Former Associated Press Assistant Washington Bureau Chief Evans Witt remembers vividly the way elections used to be covered.

"In 1976, we had these red and blue cards that were used to track elections. Red was for Republicans, blue was for Democrats," he says. "Every 15 minutes, someone would call 'time,' and we would count the cards and then add up the numbers on a calculator."

It's easy for Witt, 44, to laugh at what passed for high technology back in the '70s now that he has a new vantage point from which to monitor today's state-of-the-art election coverage. As managing editor of ElectionLine , a new World Wide Web site created by Capital Cities / ABC , Newsweek and the Washington Post , Witt will get a firsthand look at the dizzying pace of election coverage in cyberspace.

Witt, who began his journalism career covering the Patty Hearst kidnapping for the AP in San Francisco in 1974, says he never would have left the wire, where he spent 22 years, if it weren't for the opportunity to get wired with ElectionLine.

The site offers "auditoriums" that will allow hundreds of PC users to converse electronically with candidates and the journalists covering them.
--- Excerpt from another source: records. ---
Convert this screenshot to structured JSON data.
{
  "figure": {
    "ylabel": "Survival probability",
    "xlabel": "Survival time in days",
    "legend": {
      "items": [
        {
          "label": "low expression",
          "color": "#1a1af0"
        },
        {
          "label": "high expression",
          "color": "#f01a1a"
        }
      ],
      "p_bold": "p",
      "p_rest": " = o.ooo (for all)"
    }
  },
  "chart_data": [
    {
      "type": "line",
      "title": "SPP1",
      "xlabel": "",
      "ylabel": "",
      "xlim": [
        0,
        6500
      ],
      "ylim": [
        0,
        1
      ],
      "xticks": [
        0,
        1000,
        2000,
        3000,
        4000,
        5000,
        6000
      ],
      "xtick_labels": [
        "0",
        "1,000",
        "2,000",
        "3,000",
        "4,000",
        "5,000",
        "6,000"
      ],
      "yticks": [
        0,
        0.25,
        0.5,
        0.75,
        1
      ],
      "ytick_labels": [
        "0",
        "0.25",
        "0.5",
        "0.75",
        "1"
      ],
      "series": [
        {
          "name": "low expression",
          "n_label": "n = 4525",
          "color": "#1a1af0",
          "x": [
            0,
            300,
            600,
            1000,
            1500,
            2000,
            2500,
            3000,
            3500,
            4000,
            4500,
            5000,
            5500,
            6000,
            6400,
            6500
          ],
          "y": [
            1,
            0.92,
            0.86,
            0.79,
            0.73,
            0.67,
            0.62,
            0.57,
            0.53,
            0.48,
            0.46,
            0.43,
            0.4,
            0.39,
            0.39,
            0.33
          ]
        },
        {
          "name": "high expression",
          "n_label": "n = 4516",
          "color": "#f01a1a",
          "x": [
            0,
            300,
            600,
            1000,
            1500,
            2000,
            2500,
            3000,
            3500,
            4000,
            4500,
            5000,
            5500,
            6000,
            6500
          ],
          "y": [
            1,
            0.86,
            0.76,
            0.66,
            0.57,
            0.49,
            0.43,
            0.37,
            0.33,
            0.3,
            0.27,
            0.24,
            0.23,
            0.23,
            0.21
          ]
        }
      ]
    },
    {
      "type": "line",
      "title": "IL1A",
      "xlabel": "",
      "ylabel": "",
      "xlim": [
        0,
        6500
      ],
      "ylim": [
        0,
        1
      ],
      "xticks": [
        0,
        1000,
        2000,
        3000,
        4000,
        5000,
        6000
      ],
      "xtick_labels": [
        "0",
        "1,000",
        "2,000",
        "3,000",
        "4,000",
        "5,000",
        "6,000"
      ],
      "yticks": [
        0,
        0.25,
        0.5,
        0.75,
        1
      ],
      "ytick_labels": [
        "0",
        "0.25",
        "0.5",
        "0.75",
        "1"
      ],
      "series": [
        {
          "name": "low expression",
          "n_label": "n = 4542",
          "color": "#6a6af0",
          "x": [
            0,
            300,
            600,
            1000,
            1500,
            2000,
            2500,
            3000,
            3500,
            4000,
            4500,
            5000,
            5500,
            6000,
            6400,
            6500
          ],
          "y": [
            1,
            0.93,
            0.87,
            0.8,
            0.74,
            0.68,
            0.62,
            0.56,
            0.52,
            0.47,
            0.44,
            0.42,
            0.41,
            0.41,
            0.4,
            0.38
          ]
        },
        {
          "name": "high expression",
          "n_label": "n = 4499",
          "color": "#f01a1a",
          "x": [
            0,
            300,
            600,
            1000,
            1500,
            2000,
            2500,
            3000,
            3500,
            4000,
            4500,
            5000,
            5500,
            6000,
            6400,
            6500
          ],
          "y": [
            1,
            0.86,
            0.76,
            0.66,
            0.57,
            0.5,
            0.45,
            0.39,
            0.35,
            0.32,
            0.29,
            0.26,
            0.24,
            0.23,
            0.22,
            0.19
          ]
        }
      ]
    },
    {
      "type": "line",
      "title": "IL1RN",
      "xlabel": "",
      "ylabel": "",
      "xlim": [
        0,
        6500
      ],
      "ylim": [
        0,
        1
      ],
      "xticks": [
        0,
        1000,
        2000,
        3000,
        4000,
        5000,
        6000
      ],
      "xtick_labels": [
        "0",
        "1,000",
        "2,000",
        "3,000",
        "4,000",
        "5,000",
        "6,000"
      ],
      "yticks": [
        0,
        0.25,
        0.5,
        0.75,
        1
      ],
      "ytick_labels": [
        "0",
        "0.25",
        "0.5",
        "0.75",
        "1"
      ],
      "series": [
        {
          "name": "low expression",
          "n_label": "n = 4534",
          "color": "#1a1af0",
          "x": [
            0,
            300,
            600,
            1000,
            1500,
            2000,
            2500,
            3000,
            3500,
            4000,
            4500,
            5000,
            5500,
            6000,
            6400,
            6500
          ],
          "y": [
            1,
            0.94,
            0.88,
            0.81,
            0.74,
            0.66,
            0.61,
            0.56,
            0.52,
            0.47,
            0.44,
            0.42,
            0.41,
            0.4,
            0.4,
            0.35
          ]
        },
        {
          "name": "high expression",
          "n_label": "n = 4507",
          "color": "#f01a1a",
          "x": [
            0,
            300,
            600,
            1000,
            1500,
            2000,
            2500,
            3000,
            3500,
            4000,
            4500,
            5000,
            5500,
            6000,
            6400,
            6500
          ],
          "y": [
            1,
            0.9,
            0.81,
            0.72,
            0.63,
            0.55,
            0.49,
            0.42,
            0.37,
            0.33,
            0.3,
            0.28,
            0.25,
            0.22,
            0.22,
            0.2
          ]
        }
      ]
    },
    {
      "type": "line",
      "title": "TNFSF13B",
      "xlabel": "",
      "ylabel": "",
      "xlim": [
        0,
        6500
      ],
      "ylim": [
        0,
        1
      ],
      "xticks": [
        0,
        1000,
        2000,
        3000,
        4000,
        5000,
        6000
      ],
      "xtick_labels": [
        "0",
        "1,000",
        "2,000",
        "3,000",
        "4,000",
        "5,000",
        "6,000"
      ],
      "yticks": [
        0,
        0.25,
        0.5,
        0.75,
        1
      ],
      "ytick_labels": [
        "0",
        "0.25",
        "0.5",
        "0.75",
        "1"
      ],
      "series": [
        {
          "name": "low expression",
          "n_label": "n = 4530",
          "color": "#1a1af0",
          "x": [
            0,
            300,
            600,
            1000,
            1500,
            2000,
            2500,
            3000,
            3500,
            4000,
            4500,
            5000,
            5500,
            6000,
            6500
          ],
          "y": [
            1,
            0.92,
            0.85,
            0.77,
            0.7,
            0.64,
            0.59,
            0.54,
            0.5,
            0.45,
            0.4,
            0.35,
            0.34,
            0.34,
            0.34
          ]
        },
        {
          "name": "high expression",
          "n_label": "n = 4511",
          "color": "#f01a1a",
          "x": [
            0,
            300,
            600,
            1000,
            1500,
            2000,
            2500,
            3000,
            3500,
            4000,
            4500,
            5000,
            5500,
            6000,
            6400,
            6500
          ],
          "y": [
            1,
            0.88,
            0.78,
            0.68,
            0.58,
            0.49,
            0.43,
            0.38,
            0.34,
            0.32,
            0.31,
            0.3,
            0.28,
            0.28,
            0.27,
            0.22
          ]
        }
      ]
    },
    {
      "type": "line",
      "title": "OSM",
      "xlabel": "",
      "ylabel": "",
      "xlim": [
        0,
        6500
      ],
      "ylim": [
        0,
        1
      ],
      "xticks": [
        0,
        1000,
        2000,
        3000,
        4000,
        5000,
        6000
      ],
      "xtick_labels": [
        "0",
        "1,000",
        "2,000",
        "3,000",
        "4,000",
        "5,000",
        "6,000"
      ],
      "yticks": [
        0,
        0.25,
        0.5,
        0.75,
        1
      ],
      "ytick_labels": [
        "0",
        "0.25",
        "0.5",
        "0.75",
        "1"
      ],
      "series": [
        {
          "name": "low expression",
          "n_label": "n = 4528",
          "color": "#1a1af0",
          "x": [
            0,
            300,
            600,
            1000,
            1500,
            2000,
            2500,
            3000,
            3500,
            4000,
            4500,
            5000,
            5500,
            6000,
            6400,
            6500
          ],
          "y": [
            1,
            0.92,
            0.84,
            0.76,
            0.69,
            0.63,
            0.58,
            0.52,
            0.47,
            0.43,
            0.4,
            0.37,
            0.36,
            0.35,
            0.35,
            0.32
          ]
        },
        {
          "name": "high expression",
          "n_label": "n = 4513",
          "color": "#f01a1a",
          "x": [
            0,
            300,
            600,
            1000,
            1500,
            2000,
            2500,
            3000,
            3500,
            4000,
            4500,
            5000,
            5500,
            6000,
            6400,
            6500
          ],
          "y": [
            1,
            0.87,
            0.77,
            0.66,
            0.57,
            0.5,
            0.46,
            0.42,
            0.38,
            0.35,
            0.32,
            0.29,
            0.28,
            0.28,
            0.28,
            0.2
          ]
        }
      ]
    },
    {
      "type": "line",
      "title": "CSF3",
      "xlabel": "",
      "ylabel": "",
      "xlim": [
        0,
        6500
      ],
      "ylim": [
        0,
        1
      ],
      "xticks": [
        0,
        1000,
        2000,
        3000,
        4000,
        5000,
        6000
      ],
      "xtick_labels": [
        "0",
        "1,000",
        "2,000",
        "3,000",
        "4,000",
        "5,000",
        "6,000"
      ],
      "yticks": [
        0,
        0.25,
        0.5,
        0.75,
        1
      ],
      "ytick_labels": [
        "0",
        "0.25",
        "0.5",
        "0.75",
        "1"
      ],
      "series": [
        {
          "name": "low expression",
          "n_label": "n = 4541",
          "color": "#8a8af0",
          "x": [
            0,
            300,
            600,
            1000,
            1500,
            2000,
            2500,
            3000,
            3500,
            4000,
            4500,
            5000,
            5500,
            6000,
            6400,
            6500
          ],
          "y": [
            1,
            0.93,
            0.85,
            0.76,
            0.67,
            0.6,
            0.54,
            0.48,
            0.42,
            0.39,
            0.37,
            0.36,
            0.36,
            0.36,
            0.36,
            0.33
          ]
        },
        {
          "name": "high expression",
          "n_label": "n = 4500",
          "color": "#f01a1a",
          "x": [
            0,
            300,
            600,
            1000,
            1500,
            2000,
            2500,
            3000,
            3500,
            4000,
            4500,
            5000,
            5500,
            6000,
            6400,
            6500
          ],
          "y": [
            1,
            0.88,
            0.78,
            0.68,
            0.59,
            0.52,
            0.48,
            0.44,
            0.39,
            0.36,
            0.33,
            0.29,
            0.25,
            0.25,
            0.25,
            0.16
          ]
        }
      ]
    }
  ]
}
ElectionLine visitors also will be able to download campaign commercials and get information about the evolution of the candidates' positions on various issues.

While all this cyberspace wizardry may be new to Witt, the demands of election-year coverage certainly are not. During his tenure at AP, he was the wire's national political writer for the 1984 and 1988 presidential elections, and he directed the AP/NBC News Poll, a joint venture that lasted from 1977 to 1983.

And while Witt says he has much to learn about computers, he says he's not worried. He feels his experience spearheading the AP's efforts to modernize election coverage has prepared him well. "Though it was difficult," he admits, "convincing old-timers that it was finally time to do away with the red and blue cards."